Interspersed with such illuminating details, Barofsky offers a blow-by-blow account of exactly what went on as the original $700 billion ballooned into $23.7 trillion of commitments by various Federal agencies -- almost none of which reached homeowners. The tsunami of evictions, foreclosures, fraud, the "robo-signing" of mortgage documents, blighted neighborhoods and homelessness roll on to this day. Taxpayers were on the hook for bailing out banks and Wall Street players and their lobbyists who "owned Washington," as described by Senator Dick Durban (D-Illinois).
This book is essential reading -- even for policy wonks like me -- as it goes deeper than any of the hundred or so books covering the 2007-2012 period, when financial debacles plunged the real economy into recession. Barofsky fearlessly lays most of the blame on Treasury Secretary Timothy Geithner, as well as the timidity of the Obama White House, abetted by the tide of money and lobbying that perverted legislators and regulators to favor Wall Street over Main Street. He also details the regulatory capture of the SEC and all those agencies supposed to oversee finance and write the still-unfinished rules put in place by the Dodd-Frank law.
In my view, only Sheila Bair, the Republican head of the FDIC, held her ground and did much to champion homeowners and their only hope: reducing the principal owed on their under-water mortgages. This is still fiercely opposed by the big banks -- amazingly on "fairness" grounds, as they bask in the favors of the Treasury and the Fed.
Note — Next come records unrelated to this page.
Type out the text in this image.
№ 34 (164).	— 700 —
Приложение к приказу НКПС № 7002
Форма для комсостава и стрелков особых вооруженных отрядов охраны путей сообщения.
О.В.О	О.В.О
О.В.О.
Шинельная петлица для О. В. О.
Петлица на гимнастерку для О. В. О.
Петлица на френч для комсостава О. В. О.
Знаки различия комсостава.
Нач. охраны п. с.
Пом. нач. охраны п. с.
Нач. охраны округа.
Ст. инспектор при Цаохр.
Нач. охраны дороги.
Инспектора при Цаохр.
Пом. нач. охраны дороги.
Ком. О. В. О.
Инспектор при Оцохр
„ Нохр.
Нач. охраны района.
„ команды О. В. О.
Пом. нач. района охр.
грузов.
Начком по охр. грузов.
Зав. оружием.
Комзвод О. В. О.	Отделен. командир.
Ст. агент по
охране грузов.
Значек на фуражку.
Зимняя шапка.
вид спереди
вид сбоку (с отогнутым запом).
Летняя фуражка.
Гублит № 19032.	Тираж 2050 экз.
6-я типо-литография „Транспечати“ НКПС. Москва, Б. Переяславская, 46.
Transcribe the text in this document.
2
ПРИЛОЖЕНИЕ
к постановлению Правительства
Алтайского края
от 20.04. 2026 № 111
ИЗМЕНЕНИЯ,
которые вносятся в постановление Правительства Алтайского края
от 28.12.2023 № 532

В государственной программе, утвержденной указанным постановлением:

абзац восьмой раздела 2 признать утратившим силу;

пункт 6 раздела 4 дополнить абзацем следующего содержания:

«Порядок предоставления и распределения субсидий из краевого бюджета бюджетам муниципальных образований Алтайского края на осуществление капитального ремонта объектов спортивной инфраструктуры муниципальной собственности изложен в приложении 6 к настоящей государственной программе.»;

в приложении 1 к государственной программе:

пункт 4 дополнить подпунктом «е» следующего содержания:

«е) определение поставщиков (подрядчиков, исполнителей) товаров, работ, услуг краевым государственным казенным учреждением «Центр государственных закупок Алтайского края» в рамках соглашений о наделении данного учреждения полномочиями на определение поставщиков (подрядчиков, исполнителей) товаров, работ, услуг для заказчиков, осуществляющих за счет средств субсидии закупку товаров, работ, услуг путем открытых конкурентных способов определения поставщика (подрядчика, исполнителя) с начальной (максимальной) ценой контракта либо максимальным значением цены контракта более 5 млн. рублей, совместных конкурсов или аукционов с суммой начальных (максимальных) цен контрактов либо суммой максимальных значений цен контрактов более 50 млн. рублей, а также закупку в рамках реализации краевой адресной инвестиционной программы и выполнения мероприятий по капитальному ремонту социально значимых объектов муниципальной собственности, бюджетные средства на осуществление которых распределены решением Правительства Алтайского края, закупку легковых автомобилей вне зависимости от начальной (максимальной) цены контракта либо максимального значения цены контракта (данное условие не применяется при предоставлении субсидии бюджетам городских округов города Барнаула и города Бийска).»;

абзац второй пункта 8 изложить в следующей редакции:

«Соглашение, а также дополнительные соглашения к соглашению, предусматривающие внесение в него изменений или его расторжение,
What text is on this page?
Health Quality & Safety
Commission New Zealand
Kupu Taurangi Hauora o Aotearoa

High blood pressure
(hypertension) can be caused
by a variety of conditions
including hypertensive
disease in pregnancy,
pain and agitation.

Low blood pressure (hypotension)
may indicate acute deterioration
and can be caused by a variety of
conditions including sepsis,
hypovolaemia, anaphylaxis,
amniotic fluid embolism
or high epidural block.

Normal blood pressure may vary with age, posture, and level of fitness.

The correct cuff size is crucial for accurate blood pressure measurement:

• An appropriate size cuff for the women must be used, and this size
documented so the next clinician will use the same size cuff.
Yet this is the easiest way to restore the real economy -- even though financial reforms are still urgently needed.
I agree with Barofsky's parting analysis: another financial blow-up is inevitable until the fundamental reform and downsizing of global finance is achieved.
Meanwhile, the high frequency trading caused another debacle in August with the errant computer at Knight Capital Group. The front-running, excessive leverage, insider trades continue in this mother of all bubbles: the global casino described most recently in Barofsky's Bailout, as well as in Broken Markets and Dark Pools. Better fasten our seatbelts -- the ride is getting even bumpier.
Disclosure: I have no positions in any stocks mentioned, and no plans to initiate any positions within the next 72 hours.